Brexit Breathes New Life Into ‘Calexit,’ California’s Secession Movement

Following United Kingdom’s successful referendum to leave the European Union last week, support for independence movements across the U.S. are picking up steam. Support for California’s secessionists are on the rise and Brexit-inspired hashtags like #Calexit are flooding social media sites.

The Washington Times reports the pro-California secessionist leader Louis Marinelli said the Brexit vote makes “Calexit” not such a crazy idea in the 21st-century.

“This is an example of an independence movement occurring in the Western world, a modern-day, 21st-century [case] of a political entity seceding from a political union,” said Marinelli.

“And so now Californians who hear the word ‘secession,’ they don’t have to think of the Civil War anymore. Now they have a modern day example of how it can happen peacefully and legally and constitutionally, and that’s the path and process we intend to mimic here in California.”

Marinelli, who’s originally from Buffalo, New York, and calls himself a “California immigrant,” strikes commonalities between Brexit and Calexit movements. According to Newsweek, Marinelli believes both British and Californians feel disenfranchised by politicians in distant capitals, Brussels and Washington D.C., strangled by over-regulation on trade and don’t feel they get enough value for their tax dollars.

California currently has a GDP of $2.3 trillion and would be the world’s eighth largest economy, just above Italy, if it were its own county. The 31st state also has the largest population in the county and one of the most productive agricultural regions in the world.

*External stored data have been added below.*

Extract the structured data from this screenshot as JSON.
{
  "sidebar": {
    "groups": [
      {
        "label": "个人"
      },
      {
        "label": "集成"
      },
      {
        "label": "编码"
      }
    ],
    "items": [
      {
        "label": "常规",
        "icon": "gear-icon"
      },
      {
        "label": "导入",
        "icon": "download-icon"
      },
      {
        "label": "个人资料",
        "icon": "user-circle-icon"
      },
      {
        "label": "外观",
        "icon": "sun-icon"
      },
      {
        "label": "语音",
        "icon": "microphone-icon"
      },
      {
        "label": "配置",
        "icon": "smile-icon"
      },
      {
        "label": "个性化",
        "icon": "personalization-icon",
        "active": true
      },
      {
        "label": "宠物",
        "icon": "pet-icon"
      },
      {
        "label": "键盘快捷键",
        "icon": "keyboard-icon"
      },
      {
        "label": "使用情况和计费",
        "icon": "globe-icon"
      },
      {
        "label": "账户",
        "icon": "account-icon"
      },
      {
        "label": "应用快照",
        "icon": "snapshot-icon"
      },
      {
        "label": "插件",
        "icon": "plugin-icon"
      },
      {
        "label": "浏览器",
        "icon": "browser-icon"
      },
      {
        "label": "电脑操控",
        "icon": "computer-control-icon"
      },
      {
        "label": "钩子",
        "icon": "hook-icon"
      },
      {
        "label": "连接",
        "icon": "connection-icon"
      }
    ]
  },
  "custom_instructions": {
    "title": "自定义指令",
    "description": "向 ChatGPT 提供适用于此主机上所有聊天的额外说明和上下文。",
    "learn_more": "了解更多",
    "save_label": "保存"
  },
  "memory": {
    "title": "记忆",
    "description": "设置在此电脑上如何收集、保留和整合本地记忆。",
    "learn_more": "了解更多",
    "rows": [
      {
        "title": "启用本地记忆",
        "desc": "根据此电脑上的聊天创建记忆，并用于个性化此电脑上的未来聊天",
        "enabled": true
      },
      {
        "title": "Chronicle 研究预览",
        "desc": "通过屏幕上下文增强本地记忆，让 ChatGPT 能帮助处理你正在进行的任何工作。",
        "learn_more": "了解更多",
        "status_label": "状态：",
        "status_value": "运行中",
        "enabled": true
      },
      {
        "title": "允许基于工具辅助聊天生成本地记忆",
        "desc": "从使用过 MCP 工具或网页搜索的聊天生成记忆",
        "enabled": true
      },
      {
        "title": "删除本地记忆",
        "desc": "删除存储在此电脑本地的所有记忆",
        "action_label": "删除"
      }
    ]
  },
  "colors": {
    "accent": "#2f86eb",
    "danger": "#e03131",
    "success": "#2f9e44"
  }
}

Despite possessing the most economic power in the union, California’s representation in Congress is minimal compared to the 40 million residents living in the state. The Golden State sends two Senators to the U.S. Senate, just like any other state, and holds 53 out of the 435 representatives in the House.

“Our dream is to have California become its own country separate from the United States,” said Marinelli to Vice News. “We think the country system is broken, and we don’t feel that our future is best if we remain in that system.”

Yes California,” which is Marinelli’s secessionist movement website and paid for by the super PAC Yes California Independence Committee, said they’re working on a simple “leave or stay” referendum to be placed on California’s ballot by 2020.

“On November 3, 2020, Californians will go to the polls to elect the next president of the United States along with the California delegation to the District of Columbia,” the Yes California website writes. “While voting, you will also answer the question: ‘Should California be an independent country?’ We are waiting until the 2020 presidential election ask this question in order to ensure as high a voter turnout as possible so we have an honest referendum result.”

According to Newsweek, “Yes California” is still a fringe political movement with nearly 7,000 Facebook likes and 565 Twitter followers.

“We have a lot of people sending us messages and a lot of people want to find our online digital version of our independence referendum,” said Mr. Marinelli. “We have a lot of people who have joined our Facebook page, a lot of people who are talking about this issue on Twitter. The #Calexit hashtag, for example, has begun organically. There’s another one called #Caleavefornia.”

The movement could gain new interest follow a Donald Trump win in November. California Governor Jerry Brown inadvertently inspired Calexit supporters when he jokes that if Trump is elected, he will “have to build a wall around California to defend ourselves from the rest of this country.”

“It’s a double-edged sword,” Marinelli says about a Trump presidency’s impact on “Yes California.” It will help our momentum but we don’t want to issue ill will to the rest of the country. But both [Trump and Clinton] represent the oligarchy. Our group recognize both candidates have reason to cause California to leave.